• Public health reports · Jan 1983

    Integrating primary health care and mental health services--a successful rural linkage.

    • G M Prindaville, L H Sidwell, and D E Milner.
    • Public Health Rep. 1983 Jan 1; 98 (1): 67-72.

    AbstractThe local delivery of human services is currently receiving national emphasis. The expectation is that community-based services shall be provided with a minimum of duplication and with maximum efficiency, achieved partly by interdisciplinary and interorganizational cooperation. This emphasis was appropriately facilitated in the mid-1970s through the availability of the Mental Health Initiative grants. The grants, initiated by the Bureau of Community Health Services in conjunction with the National Institute of Mental Health, Public Health Service, promoted the increased availability of mental health services through formal linkages between community mental health centers and primary health care programs.
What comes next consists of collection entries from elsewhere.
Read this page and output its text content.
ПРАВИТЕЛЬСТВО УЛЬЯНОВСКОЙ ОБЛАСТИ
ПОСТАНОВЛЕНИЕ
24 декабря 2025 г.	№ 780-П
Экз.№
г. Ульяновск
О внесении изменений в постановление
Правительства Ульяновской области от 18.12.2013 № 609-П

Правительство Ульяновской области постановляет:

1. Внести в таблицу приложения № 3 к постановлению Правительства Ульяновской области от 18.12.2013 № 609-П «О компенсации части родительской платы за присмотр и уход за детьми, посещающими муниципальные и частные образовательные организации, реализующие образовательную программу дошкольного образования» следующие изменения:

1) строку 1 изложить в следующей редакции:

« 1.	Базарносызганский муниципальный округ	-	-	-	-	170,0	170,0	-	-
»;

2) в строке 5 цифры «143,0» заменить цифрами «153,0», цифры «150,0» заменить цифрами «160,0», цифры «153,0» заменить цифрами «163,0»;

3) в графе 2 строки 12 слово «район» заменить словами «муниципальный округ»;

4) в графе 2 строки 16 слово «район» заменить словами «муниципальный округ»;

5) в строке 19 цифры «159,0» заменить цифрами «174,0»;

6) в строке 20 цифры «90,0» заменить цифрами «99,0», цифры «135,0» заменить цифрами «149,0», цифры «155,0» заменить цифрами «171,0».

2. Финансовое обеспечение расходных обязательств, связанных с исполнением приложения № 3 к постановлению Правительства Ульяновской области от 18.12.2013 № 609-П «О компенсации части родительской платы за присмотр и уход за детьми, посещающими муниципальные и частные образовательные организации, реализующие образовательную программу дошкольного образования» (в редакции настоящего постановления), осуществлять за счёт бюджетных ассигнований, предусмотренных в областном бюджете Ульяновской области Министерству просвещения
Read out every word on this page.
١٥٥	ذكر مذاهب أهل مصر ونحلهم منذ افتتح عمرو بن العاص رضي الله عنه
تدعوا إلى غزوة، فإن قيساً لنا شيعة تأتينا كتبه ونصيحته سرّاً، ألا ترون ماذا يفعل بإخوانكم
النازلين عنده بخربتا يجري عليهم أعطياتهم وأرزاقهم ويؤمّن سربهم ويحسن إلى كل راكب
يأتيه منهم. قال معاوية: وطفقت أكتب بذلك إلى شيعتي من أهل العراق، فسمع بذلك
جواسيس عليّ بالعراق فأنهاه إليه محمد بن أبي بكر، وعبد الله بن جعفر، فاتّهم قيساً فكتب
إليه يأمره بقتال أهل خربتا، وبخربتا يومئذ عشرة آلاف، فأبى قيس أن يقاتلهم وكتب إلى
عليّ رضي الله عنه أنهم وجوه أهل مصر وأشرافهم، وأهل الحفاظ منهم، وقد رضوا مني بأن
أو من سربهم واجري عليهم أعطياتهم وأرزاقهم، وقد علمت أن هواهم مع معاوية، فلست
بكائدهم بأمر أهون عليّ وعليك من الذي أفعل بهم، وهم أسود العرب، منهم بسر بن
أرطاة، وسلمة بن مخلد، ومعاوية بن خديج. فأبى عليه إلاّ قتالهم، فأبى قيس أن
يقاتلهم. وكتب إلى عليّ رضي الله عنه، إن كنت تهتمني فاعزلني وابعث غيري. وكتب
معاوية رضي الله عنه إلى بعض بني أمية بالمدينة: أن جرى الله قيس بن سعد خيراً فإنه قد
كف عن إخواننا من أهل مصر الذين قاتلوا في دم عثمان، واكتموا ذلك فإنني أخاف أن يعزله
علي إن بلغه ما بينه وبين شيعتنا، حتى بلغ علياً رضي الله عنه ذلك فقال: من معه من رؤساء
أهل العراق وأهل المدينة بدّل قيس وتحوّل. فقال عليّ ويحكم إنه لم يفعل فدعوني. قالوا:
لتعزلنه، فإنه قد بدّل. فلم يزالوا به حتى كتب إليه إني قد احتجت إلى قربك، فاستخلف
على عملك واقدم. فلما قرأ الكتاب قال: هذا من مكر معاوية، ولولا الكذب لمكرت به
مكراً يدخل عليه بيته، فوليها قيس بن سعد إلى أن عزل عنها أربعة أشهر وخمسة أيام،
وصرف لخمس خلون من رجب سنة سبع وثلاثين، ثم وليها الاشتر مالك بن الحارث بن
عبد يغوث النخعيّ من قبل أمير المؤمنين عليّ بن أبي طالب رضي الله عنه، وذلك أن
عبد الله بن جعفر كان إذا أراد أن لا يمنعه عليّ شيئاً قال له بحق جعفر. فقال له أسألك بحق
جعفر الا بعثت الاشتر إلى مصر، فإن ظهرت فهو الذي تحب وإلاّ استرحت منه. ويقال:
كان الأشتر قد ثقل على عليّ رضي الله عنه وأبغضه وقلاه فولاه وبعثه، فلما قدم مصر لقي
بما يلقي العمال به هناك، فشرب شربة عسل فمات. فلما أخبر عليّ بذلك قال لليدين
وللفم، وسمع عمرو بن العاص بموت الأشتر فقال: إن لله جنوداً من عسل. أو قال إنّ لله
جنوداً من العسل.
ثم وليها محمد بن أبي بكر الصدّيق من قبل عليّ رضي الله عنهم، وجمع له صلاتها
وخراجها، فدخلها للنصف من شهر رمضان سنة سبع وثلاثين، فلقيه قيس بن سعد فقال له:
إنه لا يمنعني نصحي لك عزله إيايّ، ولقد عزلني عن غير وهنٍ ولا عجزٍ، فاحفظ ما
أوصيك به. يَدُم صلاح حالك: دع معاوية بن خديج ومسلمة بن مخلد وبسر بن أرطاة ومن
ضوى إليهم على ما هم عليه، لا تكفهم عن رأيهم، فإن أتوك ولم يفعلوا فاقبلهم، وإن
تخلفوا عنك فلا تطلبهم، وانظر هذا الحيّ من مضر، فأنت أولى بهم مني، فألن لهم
One such successful linkage was between a small primary health care center and a nonfederally funded, multicounty, mental health center in northwest Illinois. Initiated in September 1980, the services of the linkage project included direct clinical mental health services delivered at the primary health care center site, consultation and education activities, and the coordination of interagency services. The project patients differed from the general clients of the mental health center in demographic characteristics, source of referral, and diagnoses. The key elements in successful linkages and the achievement of goals are analyzed. The experience of the linkage project is relevant to the 1980s. The project was prematurely ended after 14 months. Reduction in Federal funds severely cut support for the primary health care center, and the depressed local economy could not match the withdrawn Federal funds.